In the 1980s, for example, Steven Spielberg, George Lucas and Harrison Ford hit it big with Raiders of the Lost Ark, creating an entire franchise. Yet many questioned the wisdom of a rather more grandfatherly Indy turning up in 2008's Indiana Jones and the Kingdom of the Crystal Skull. And there are other examples of sequels falling flat: Jaws II, the third Terminator movie, and Star Wars Episode I: The Phantom Menace come to mind.
Still, despite the pitfalls sequels can bring, it's easy to see the appeal -- especially in the profit-obsessed world of Hollywood studios. Why pay a lot of bothersome creative talent for new ideas when you can take an old premise, tweak it a little, and hit the box-office jackpot all over again? Thinking in those terms, the sequel scheme -- or scam -- makes a lot of sense. And the idea certainly wasn't born in Hollywood.
In 1814, Gioachino Rossini came up with a comic opera called Il Turco in Italia -- The Turk in Italy. At the time, Rossini was among the most popular and prolific opera composers in Europe, and it seemed that everything he wrote immediately turned to gold. But the reaction to The Turk in Italy was decidedly cool.
That's because the year before, Rossini had a smash hit with a comedy called L'Italiana in Algeri -- The Italian Girl in Algiers. The titles of the two works make it sound like Rossini took the first opera and simply reversed its premise to come up with a new one -- and that's basically what he did. So it's no wonder that the ticket-buying public felt a bit shortchanged.
In retrospect, Rossini may have created a new opera out of an old story, taking an artistic shortcut in the process. But he also did something that's rare in the world of modern-day sequels: He used the recycled premise to create an entirely different sort of work.

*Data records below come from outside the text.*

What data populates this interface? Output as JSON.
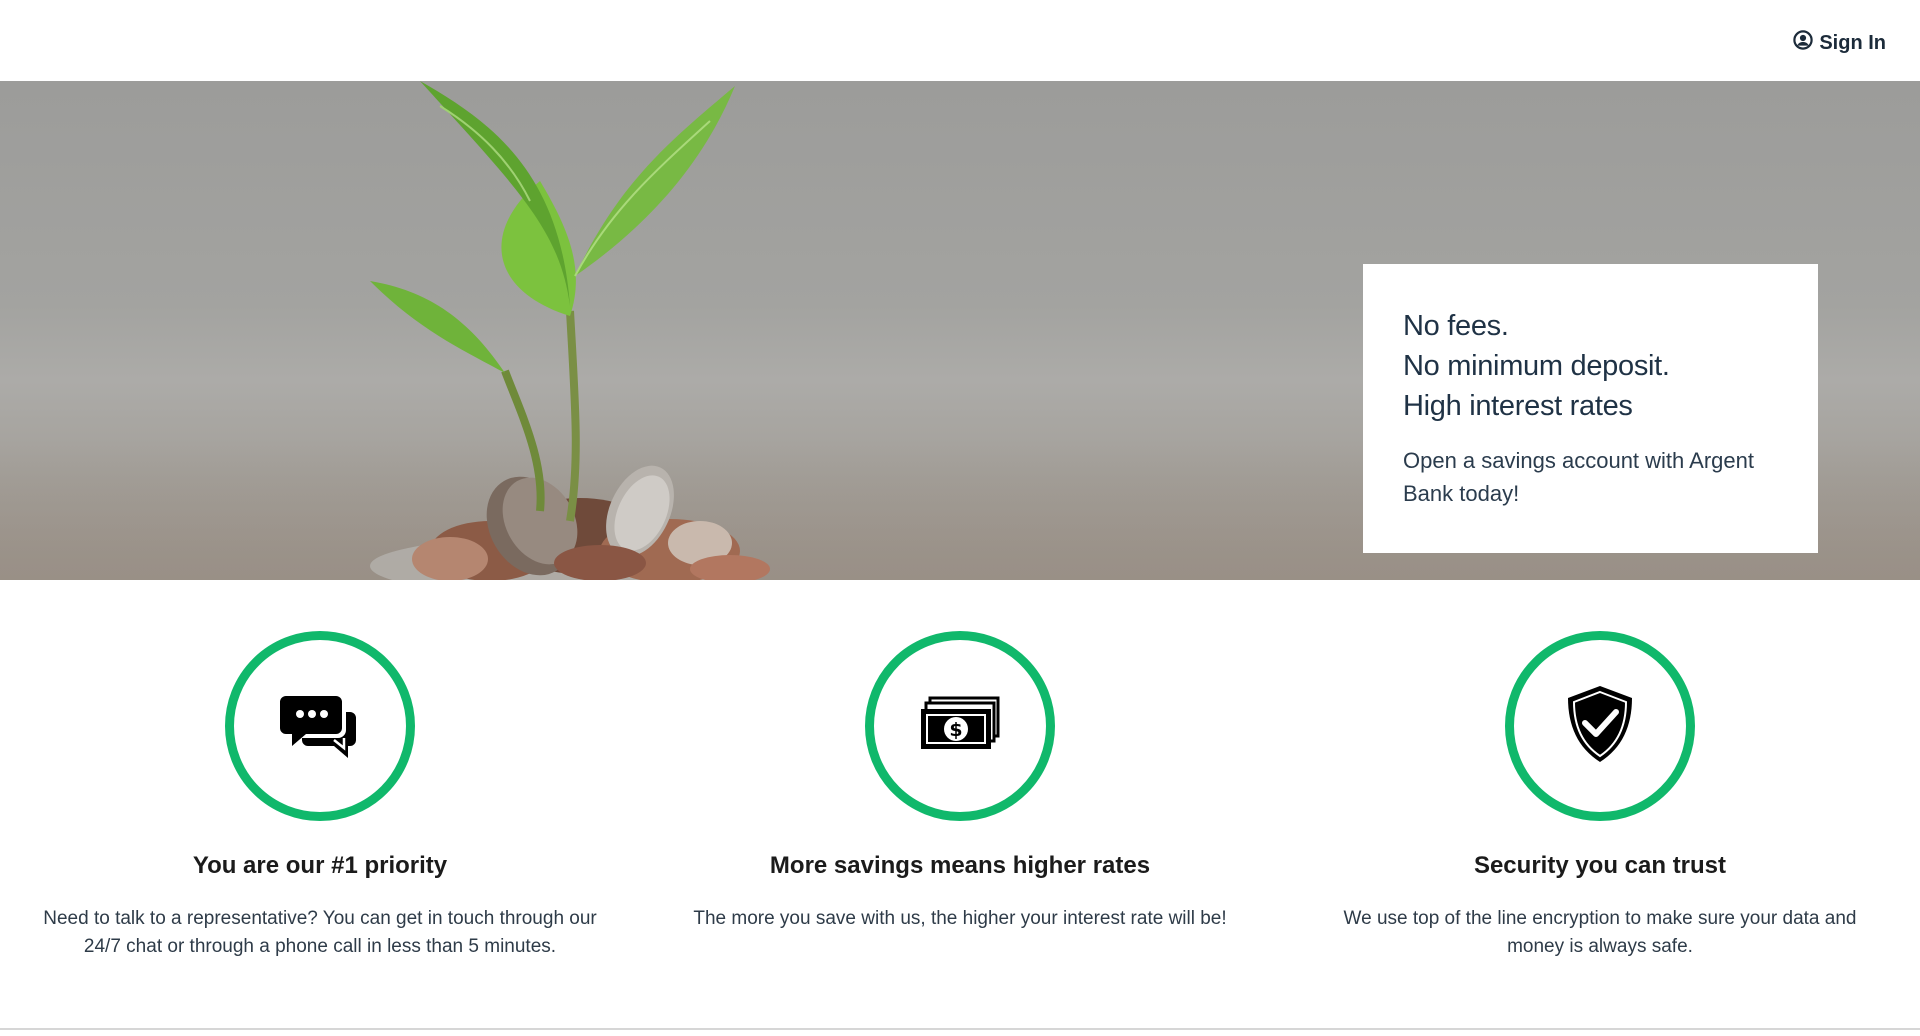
{
  "header": {
    "signin_label": "Sign In",
    "signin_icon": "user-circle-icon"
  },
  "hero": {
    "image": "plant-sprouting-from-coins",
    "headline_lines": [
      "No fees.",
      "No minimum deposit.",
      "High interest rates"
    ],
    "subtext": "Open a savings account with Argent Bank today!"
  },
  "features": [
    {
      "icon": "chat-icon",
      "title": "You are our #1 priority",
      "description": "Need to talk to a representative? You can get in touch through our 24/7 chat or through a phone call in less than 5 minutes."
    },
    {
      "icon": "money-icon",
      "title": "More savings means higher rates",
      "description": "The more you save with us, the higher your interest rate will be!"
    },
    {
      "icon": "shield-check-icon",
      "title": "Security you can trust",
      "description": "We use top of the line encryption to make sure your data and money is always safe."
    }
  ],
  "colors": {
    "accent": "#10b86b",
    "heading": "#1f3245"
  }
}
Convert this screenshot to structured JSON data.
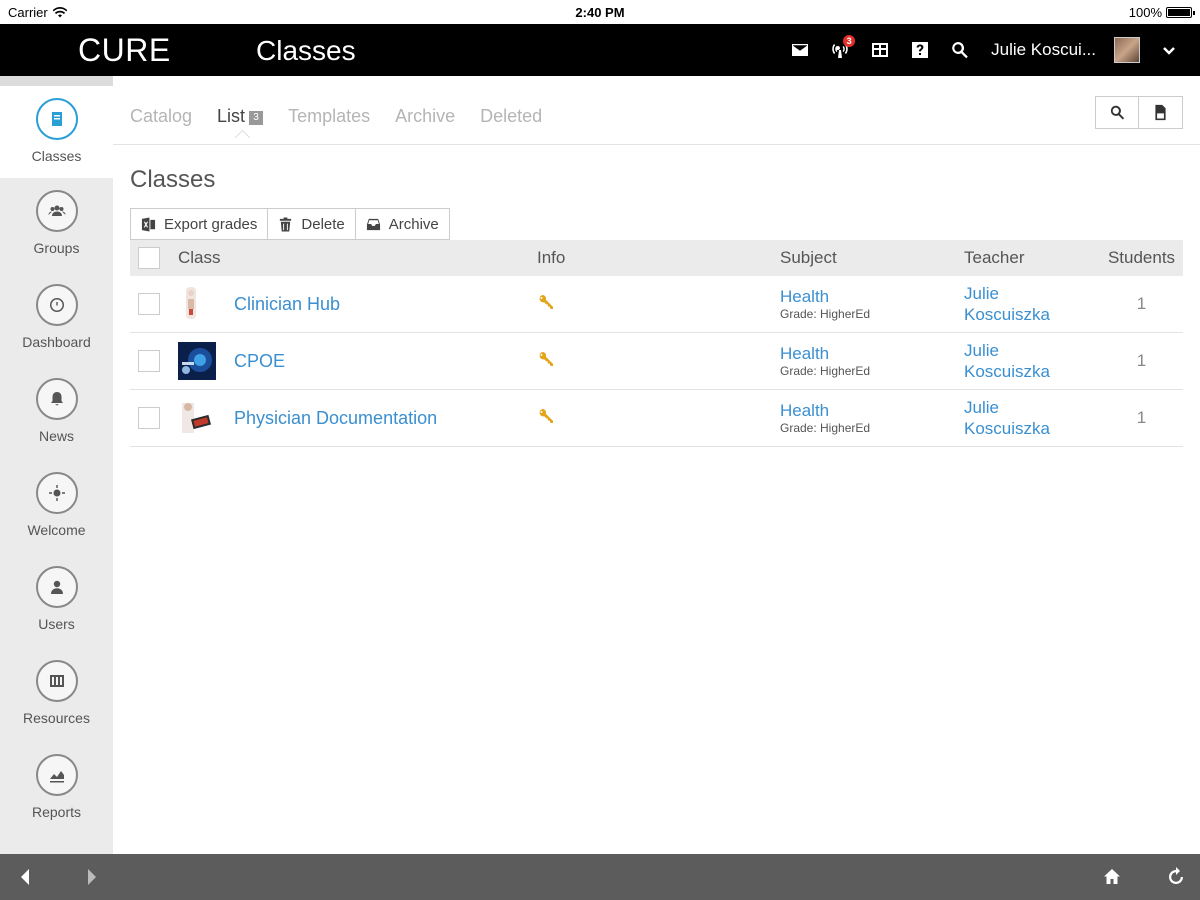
{
  "status_bar": {
    "carrier": "Carrier",
    "time": "2:40 PM",
    "battery": "100%"
  },
  "header": {
    "brand": "CURE",
    "title": "Classes",
    "notification_count": "3",
    "user_name": "Julie Koscui...",
    "icons": [
      "mail-icon",
      "notifications-icon",
      "grid-icon",
      "help-icon",
      "search-icon",
      "chevron-down-icon"
    ]
  },
  "sidebar": {
    "items": [
      {
        "label": "Classes",
        "icon": "classes-icon",
        "active": true
      },
      {
        "label": "Groups",
        "icon": "groups-icon"
      },
      {
        "label": "Dashboard",
        "icon": "dashboard-icon"
      },
      {
        "label": "News",
        "icon": "news-icon"
      },
      {
        "label": "Welcome",
        "icon": "welcome-icon"
      },
      {
        "label": "Users",
        "icon": "users-icon"
      },
      {
        "label": "Resources",
        "icon": "resources-icon"
      },
      {
        "label": "Reports",
        "icon": "reports-icon"
      }
    ]
  },
  "tabs": [
    {
      "label": "Catalog"
    },
    {
      "label": "List",
      "count": "3",
      "active": true
    },
    {
      "label": "Templates"
    },
    {
      "label": "Archive"
    },
    {
      "label": "Deleted"
    }
  ],
  "section_title": "Classes",
  "actions": {
    "export": "Export grades",
    "delete": "Delete",
    "archive": "Archive"
  },
  "table": {
    "columns": {
      "class": "Class",
      "info": "Info",
      "subject": "Subject",
      "teacher": "Teacher",
      "students": "Students"
    },
    "rows": [
      {
        "name": "Clinician Hub",
        "subject": "Health",
        "grade": "Grade: HigherEd",
        "teacher_first": "Julie",
        "teacher_last": "Koscuiszka",
        "students": "1"
      },
      {
        "name": "CPOE",
        "subject": "Health",
        "grade": "Grade: HigherEd",
        "teacher_first": "Julie",
        "teacher_last": "Koscuiszka",
        "students": "1"
      },
      {
        "name": "Physician Documentation",
        "subject": "Health",
        "grade": "Grade: HigherEd",
        "teacher_first": "Julie",
        "teacher_last": "Koscuiszka",
        "students": "1"
      }
    ]
  },
  "colors": {
    "link": "#3a8fd0",
    "accent": "#2a9fd6",
    "key": "#e3a518",
    "header_bg": "#000000",
    "toolbar_bg": "#5c5c5c"
  }
}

The Italian Girl in Algiers is a brilliant comedy, full of sparkling melodies, blockbuster solo arias and strings of slapstick scenes that are laugh-out-loud funny.
The Turk in Italy, on the other hand, has a different set of strengths. Musically, it relies less on arias than on complex ensembles -- duets, trios and even a quintet. Dramatically, the opera draws more than its share of laughs. But, like many fine operatic comedies, it also has more than a few uneasy moments. The opera's laughs often come at the expense of its less fortunate characters, who appear flummoxed and emotionally disoriented. Their dilemmas may seem outwardly silly, but the feelings underlying them go beyond comedy, combining banter and confusion with a sense of helplessness that at times gives the opera's humor a disturbing edge.
On World of Opera, host Lisa Simeone presents The Turk in Italy from the 2016 Rossini Opera Festival in Pesaro, Italy, the composer's hometown. Bass-baritone Erwin Schrott stars as Selim -- the Turk in question -- alongside baritone Nicola Alaimo as his rival Geronio, and soprano Olga Peretyatko as Fiorilla, the willful young woman they're both pursuing. The production is led by conductor Speranza Scapucci.